FAYETTEVILLE, N.C. (WNCN) – Call it a case of driving while behind the wheel of a white Nissan.
Attorney Patrick Anstead said his client, 51-year-old Jacqueline McNeill, was wrongfully arrested by the Fayetteville Police Department on July 20.
Police accused her of using her white Nissan Sedan in a drive-by shooting on July 18 outside of a vape shop on Camden Road. McNeill was then pulled over and arrested two days later.
“They arrested Miss McNeill without a warrant or probable cause, and that right there is an invalid arrest,” Attorney Anstead said.
Fayetteville police identified a white Nissan Sedan leaving the direction of the shooting with a nearby city surveillance camera. At the same time, license plate reader camera more than one mile away on Owen Drive caught McNeill’s car.
Two days later she was pulled over by police, arrested and interrogated, her attorney said. He also said police even accused McNeill’s son of the shooting, that was also false.
“After a while, law enforcement realized they had captured the images of two different cars and had arrested the wrong person. Ultimately, letting Miss McNeill go without charging her with a crime,” Attorney Anstead said. “What they were initially supposed to do was stop and hold the car and let detectives come and examine it and determine rather or not it was the right one. Instead, they skipped a step and immediately arrested her.”
Before McNeill’s attorney could file a federal lawsuit, Fayetteville police agreed to hold a mediation and resolution negotiations for a settlement.
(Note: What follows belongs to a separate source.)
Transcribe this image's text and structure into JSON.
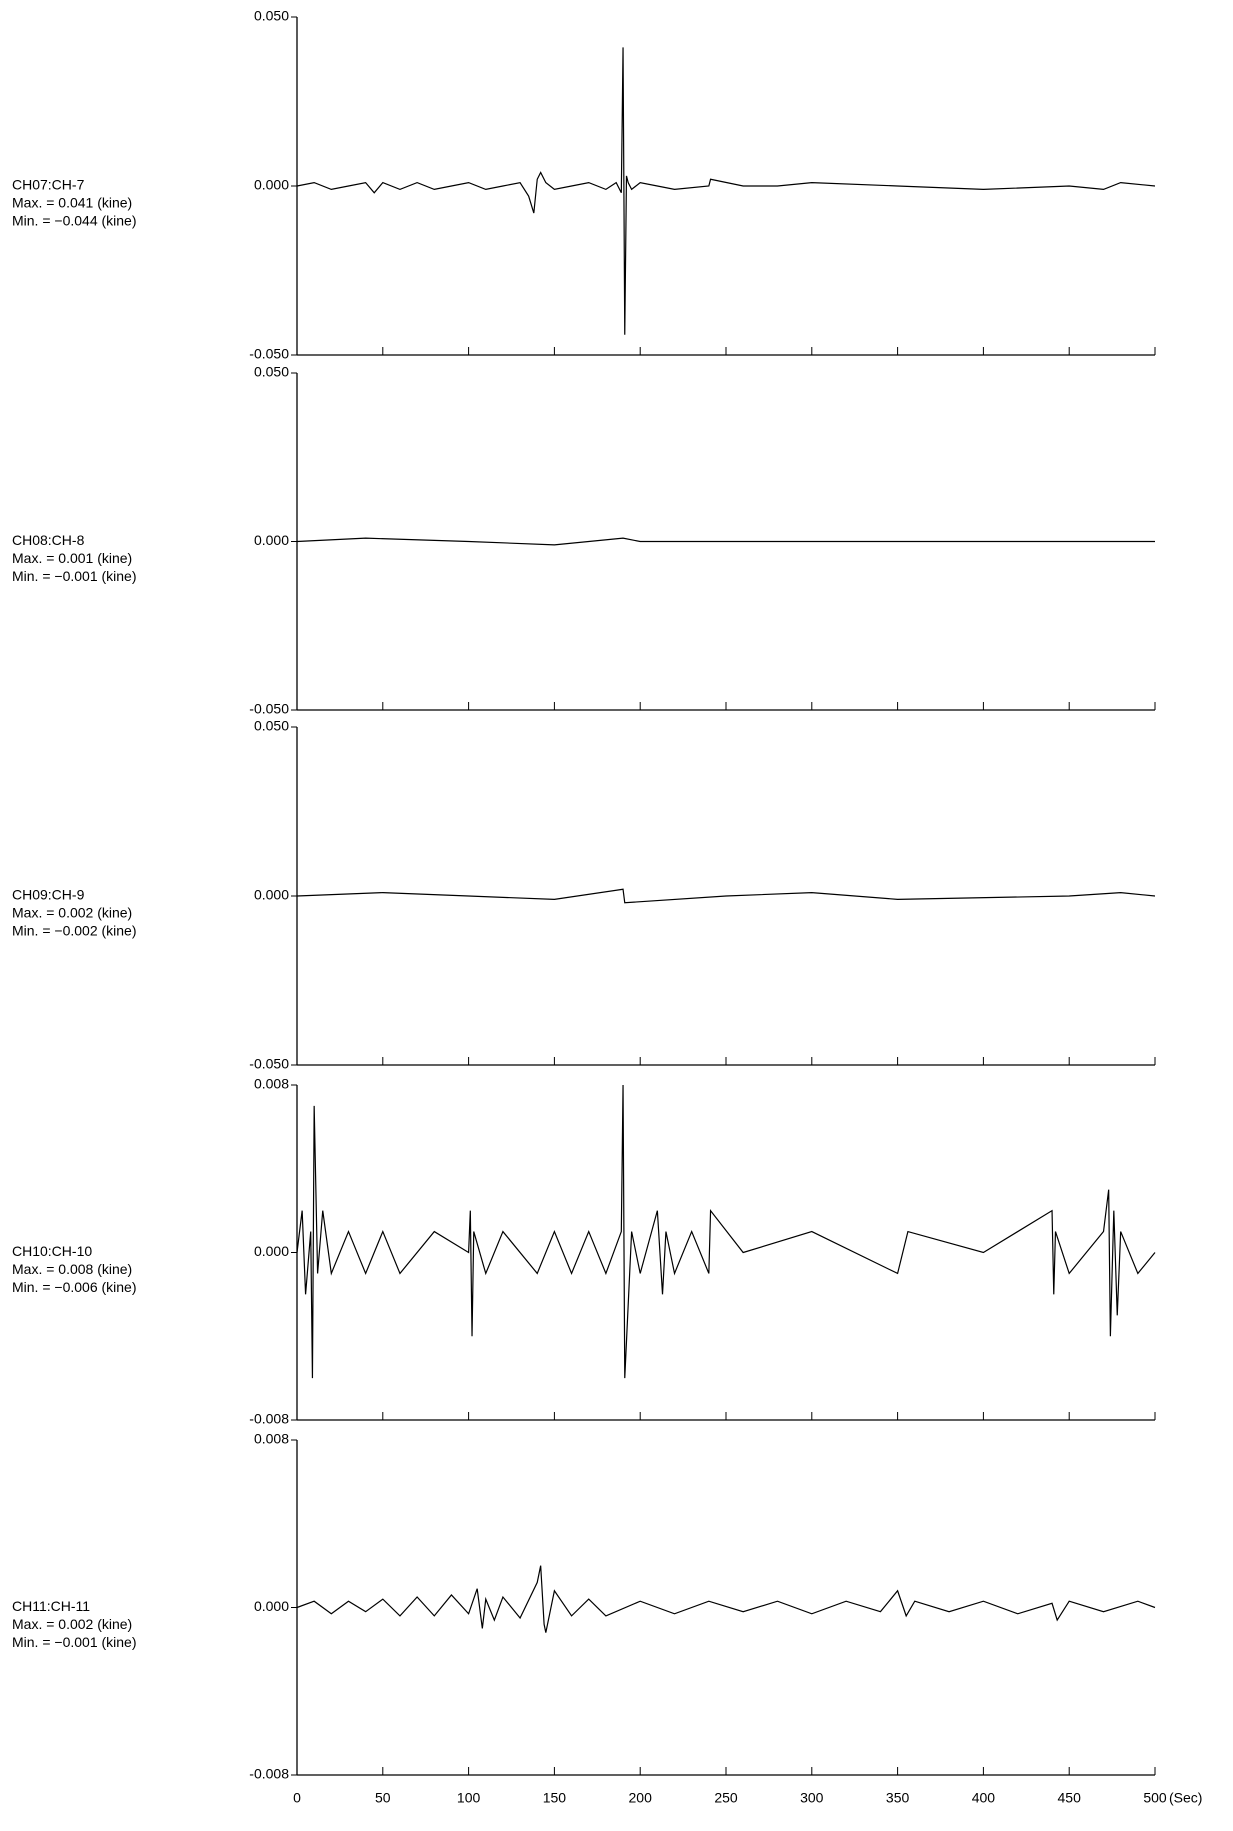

The Fayetteville Police Department settled with McNeill for $60,000 and a written apology from retiring Fayetteville Police Chief Gina Hawkins.
“It basically says that their detectives made a mistake, and this error will lead to better training in the department going forward,” Attorney Anstead said.
The Fayetteville-based attorney also said he is concerned that officers might be relying too much on technology to identify suspects and solve cases.
“My concern is, as the city continues to implement new technology, more cameras and things like ShotSpotter when that goes in, that police are over-relying on surveillance technology and not using their training and experience to investigate these crimes,” Attorney Anstead said.
CBS 17 reached out to Fayetteville Police Department on Tuesday for comment on this settlement. We were told by a public information officer no one was available to comment.